On the day before the election, my husband and I had moved much of the furniture out of the living room so that the tables for voter check-in could be set up there. Voters then could either vote in booths in the kitchen, or the booths in the basement family room, which also had been emptied of furniture.
I remember that our neighbor was one of the judges. Her ex-husband and son travel around the neighborhood with a speaker system in their truck exhorting people to get out and vote. Julie was just a baby at the time, and Amy was a toddler.
Jimmy Carter won the election. My folks were for him. I have a letter from them to prove it. I was not for Carter. So, as you can see, I have not always voted the Democratic ticket.

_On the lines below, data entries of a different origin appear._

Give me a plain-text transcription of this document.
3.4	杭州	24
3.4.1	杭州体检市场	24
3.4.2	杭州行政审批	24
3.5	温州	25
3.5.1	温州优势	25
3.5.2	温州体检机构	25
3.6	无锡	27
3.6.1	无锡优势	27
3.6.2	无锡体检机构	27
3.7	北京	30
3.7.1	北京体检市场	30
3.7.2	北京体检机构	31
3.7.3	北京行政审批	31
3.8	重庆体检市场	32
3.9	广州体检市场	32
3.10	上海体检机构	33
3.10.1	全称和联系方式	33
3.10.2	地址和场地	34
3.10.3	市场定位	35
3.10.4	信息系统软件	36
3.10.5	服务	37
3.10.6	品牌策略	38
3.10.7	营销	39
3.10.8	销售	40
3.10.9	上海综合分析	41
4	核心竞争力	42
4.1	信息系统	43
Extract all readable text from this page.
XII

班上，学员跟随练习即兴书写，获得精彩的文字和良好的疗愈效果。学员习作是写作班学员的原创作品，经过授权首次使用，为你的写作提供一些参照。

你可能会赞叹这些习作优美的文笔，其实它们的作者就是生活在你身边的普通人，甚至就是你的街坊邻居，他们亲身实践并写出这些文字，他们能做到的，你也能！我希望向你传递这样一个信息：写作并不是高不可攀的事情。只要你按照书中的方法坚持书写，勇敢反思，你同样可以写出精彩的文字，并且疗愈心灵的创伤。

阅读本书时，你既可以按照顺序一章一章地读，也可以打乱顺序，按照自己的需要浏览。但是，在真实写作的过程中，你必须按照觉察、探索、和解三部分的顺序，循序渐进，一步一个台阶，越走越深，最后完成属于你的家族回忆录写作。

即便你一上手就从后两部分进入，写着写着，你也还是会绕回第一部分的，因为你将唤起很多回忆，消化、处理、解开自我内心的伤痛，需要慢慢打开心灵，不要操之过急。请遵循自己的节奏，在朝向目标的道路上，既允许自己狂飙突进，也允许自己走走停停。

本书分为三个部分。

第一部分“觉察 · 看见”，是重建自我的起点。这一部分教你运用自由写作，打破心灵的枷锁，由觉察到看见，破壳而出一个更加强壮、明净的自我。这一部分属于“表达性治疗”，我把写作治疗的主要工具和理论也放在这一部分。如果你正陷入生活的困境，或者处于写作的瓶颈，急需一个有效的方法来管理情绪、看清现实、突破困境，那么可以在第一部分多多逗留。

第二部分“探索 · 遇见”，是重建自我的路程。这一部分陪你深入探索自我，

In 1976, I used the extra money from working the election to help buy the Christmas presents that you can see in the photo of Julie on Christmas morning in 1976. This was after much of the money had to spent on cleaning the carpets. Do you have any idea how dirty gold carpet gets after a presidential election is held in your home???
I don't remember working as an election judge again after that year. Perhaps, I worked one day in North Ogden. I don't remember,but I have memories of voting in North Ogden, Utah in the home up the street during the year that Reagan was elected. We already knew he would probably be president when we voted in the evening.
This year, history will again be made in this election. Please vote. Record your memories of why you voted the way you did. I think your children and grandchildren will be interested someday in reading about your views. More importantly, your commitment to voting and being a part of the political process is a teaching moment. It is not a responsibility to be taken lightly.